29 April 2014
Two million tonnes of iron ore has been exported out of Port Hedland in 24 hours for the first time.
The milestone was achieved on the morning and evening tide on 28 April 2014, resulting in a total of 2,028,105 tonnes exported.
As a result, the port managed 24 vessel movements in the 24 hour period.
It is understood iron ore production capacity expansions from the port’s major users, BHP Billiton, and in particular, Fortescue Metals Group is behind the increased export volumes.
The month of April also saw a new record achieved for the largest amount of product exported on a single tide, with 1,111,109 tonnes on 6 April 2014.
However it’s not all good news for Australia’s best-known commodity.
Iron ore prices took another slide overnight, down 2.3 per cent to US$108.60.
As a result, iron ore miner shares were down in early trade with BC Iron losing 3.3 per cent, FMG down 2.5 per cent and Mount Gibson Iron Limited also down 2.5 per cent.
As always, the major diversified players were more sheltered with Rio Tinto down 1.1 per cent and BHP 0.7 per cent.
The skittish reaction to the iron ore spot price fall comes amid mounting speculation a flood of oversupply will come online, coupled with credit worries out of China.

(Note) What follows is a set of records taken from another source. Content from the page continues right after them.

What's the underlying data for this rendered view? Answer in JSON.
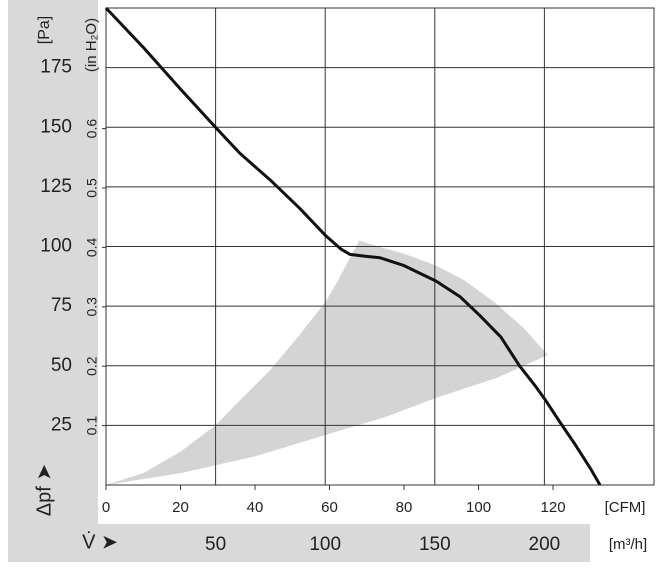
{
  "chart_data": {
    "type": "line",
    "y_label": "[Pa]",
    "y2_label": "(in H₂O)",
    "y_symbol": "Δpf ➤",
    "x_label": "[CFM]",
    "x2_label": "[m³/h]",
    "x2_symbol": "V̇ ➤",
    "xlim": [
      0,
      147.1
    ],
    "xticks": [
      0,
      20,
      40,
      60,
      80,
      100,
      120
    ],
    "x2lim": [
      0,
      250
    ],
    "x2ticks": [
      50,
      100,
      150,
      200
    ],
    "ylim": [
      0,
      200
    ],
    "yticks": [
      25,
      50,
      75,
      100,
      125,
      150,
      175
    ],
    "y2lim": [
      0,
      0.803
    ],
    "y2ticks": [
      0.1,
      0.2,
      0.3,
      0.4,
      0.5,
      0.6
    ],
    "grid": true,
    "series": [
      {
        "color": "#111111",
        "x": [
          0,
          10,
          20,
          29.4,
          36,
          44,
          52,
          59,
          63,
          65.5,
          69,
          73.5,
          80,
          88.6,
          95,
          100.4,
          106,
          111,
          115,
          118,
          122,
          126,
          130,
          132.6
        ],
        "values": [
          200,
          183.5,
          166,
          150,
          139,
          128,
          116,
          104.5,
          99,
          96.7,
          96,
          95.3,
          92,
          85.5,
          79,
          71,
          62,
          50,
          42,
          35.5,
          26,
          16.8,
          7,
          0
        ]
      }
    ],
    "region": {
      "color": "#d4d4d4",
      "x": [
        0,
        20,
        40,
        59,
        75,
        88.6,
        105,
        118.6,
        112,
        104,
        96,
        88.6,
        80,
        72,
        68,
        62,
        59,
        52,
        44,
        35,
        29.4,
        20,
        10,
        0
      ],
      "values": [
        0,
        5,
        12,
        21,
        28.5,
        36.5,
        45,
        54.5,
        66,
        77,
        86,
        92,
        97,
        100.5,
        102.5,
        85,
        77,
        63,
        48,
        34,
        25,
        14,
        5,
        0
      ]
    }
  }
}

Reuters reports China’s banking regulator has urged local authorities and banks to step up investigations into iron ore financing deals in a bid to minimise default risks.
This raised fears that commodities-backed financing will halt and cause an oversupply as ore is sold from ever-growing stockpiles of over 100 million tonnes.
“If traders are unable to get more financing, they may sharply cut prices on the inventory they hold to obtain cash, and that will cause ore price to plummet,” Ren Xinlei, an analyst at Luzheng Futures told Bloomberg.